Giacomo da San Secondo,
un antesignano dei moderni cantori parmensi

di Pier Luigi Poldi Allaj)

 

San Secondo tra le varie sue altre caratteristiche può ben fregiarsi di essere stata la patria di un antesignano di quel folto stuolo di musici e cantori che nei secoli hanno onorato tutta la città in senso stretto e più generalmente tutta l'area della Bassa Parmense della quale San Secondo si sente il fulcro stante anche la sua posizione geograficamente  centrale, un'area che oggi va orgogliosamente sotto il nome di "Terre Verdiane" e che del grande maestro delle Roncole di Busseto fa la bandiera, l'emblema. 

In un lontano passato, che a noi piace e sovente rivisitare, troviamo un Giacomo (o Jacomo o Jacopo) da San Secondo, Giacomo uno dei più insigni cantori e strumentisti di viola nato sul finire del Quattrocento e vissuto sino a tutto il pieno Cinquecento.

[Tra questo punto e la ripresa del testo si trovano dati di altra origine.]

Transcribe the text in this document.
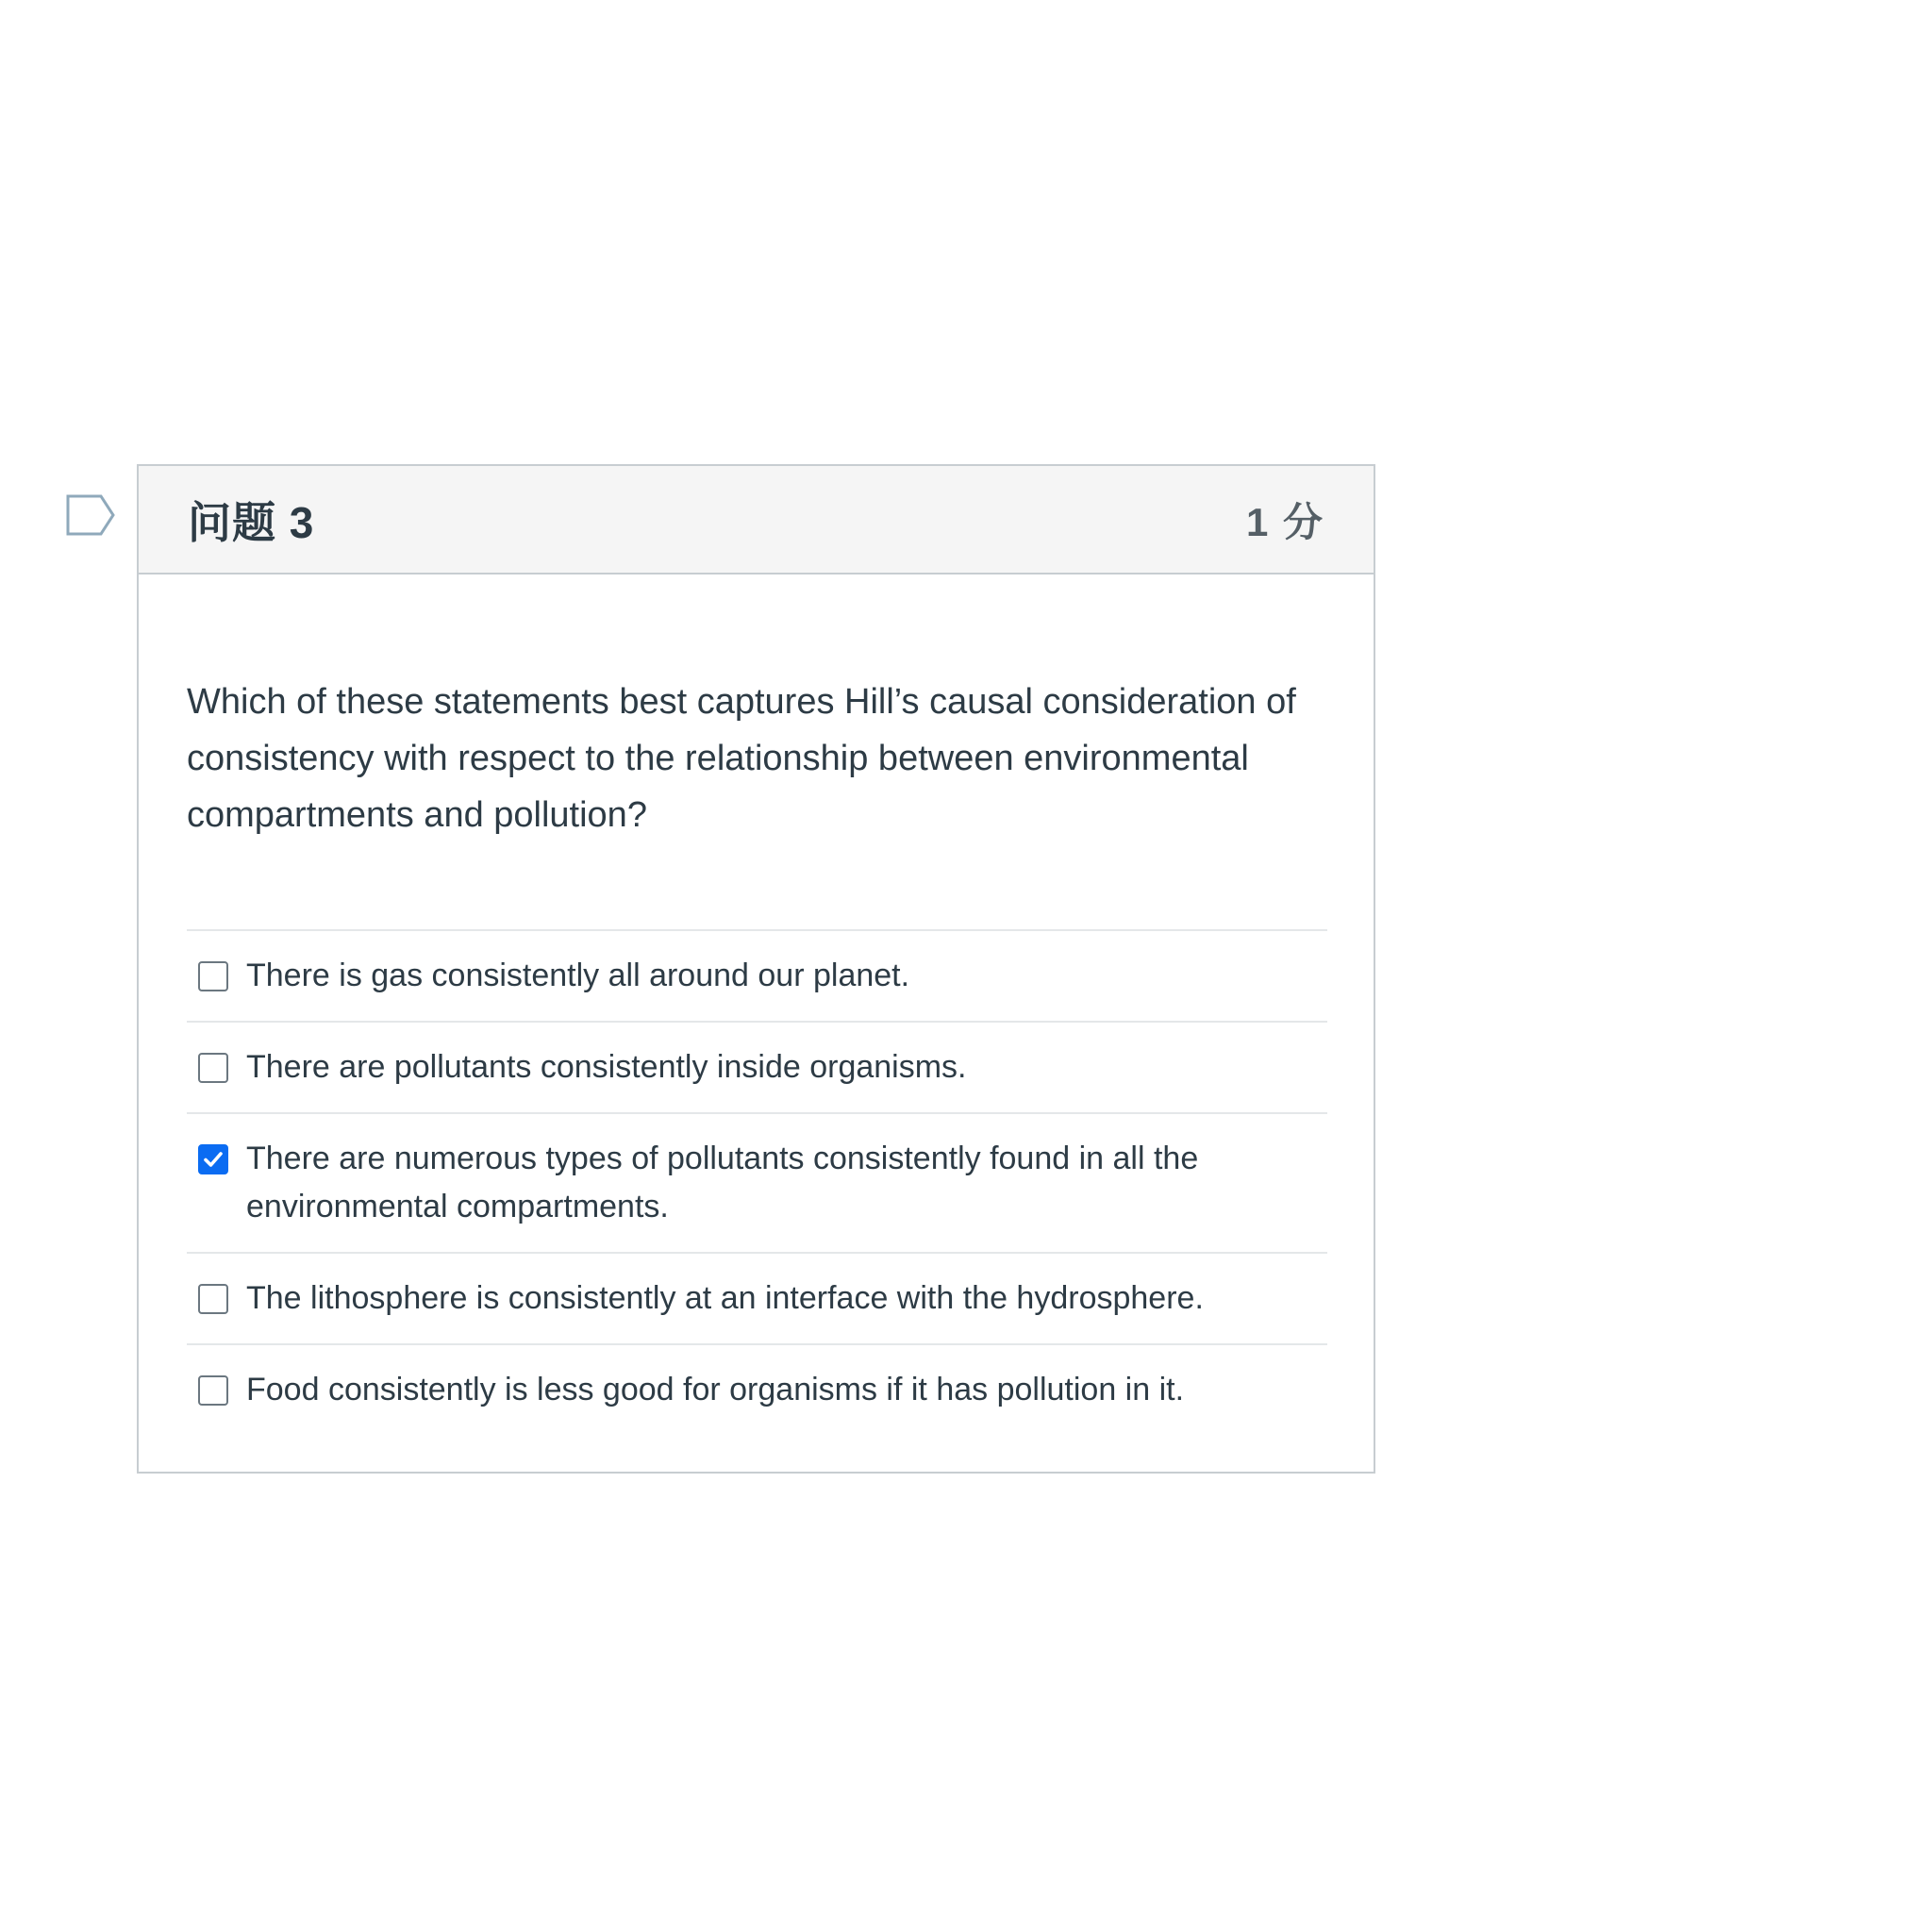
问题 3	1 分
Which of these statements best captures Hill’s causal consideration of consistency with respect to the relationship between environmental compartments and pollution?
There is gas consistently all around our planet.
There are pollutants consistently inside organisms.
There are numerous types of pollutants consistently found in all the environmental compartments.
The lithosphere is consistently at an interface with the hydrosphere.
Food consistently is less good for organisms if it has pollution in it.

Gaspare Nello Vetro, in una prima stesura della voce nel suo Dizionario della musica del Ducato di Parma e Piacenza dalle origini al 1950, sulla scorta di quanto asserito da Jain Fenlon in Musicisti e mecenati a Mantova nel 500 (Il Mulino, Bologna, 1992), lo poneva al servizio dei Gonzaga sin dal 1501, senza peraltro precisarne in quella sede i termini della attività, aggiungendo pure che nel 1523 egli ottenne una pensione.

Questi particolari sul personaggio confortavano ed arricchivano documenti messi in luce dal sottoscritto e che in questa sede mi preme sottolineare. Sono quattro  passaggi che trovansi nella letteratura rinascimentale (Pietro Aretino, Pronostico del 1527, 1527; Pietro Aretino, Le Carte Parlanti, 1543; Baldassar Castiglione, Il libro del Cortegiano, 1528; Matteo Bandello, Novelle,1554) più uno di letteratura contemporanea (Maria Bellonci, Lucrezia Borgia, 1939).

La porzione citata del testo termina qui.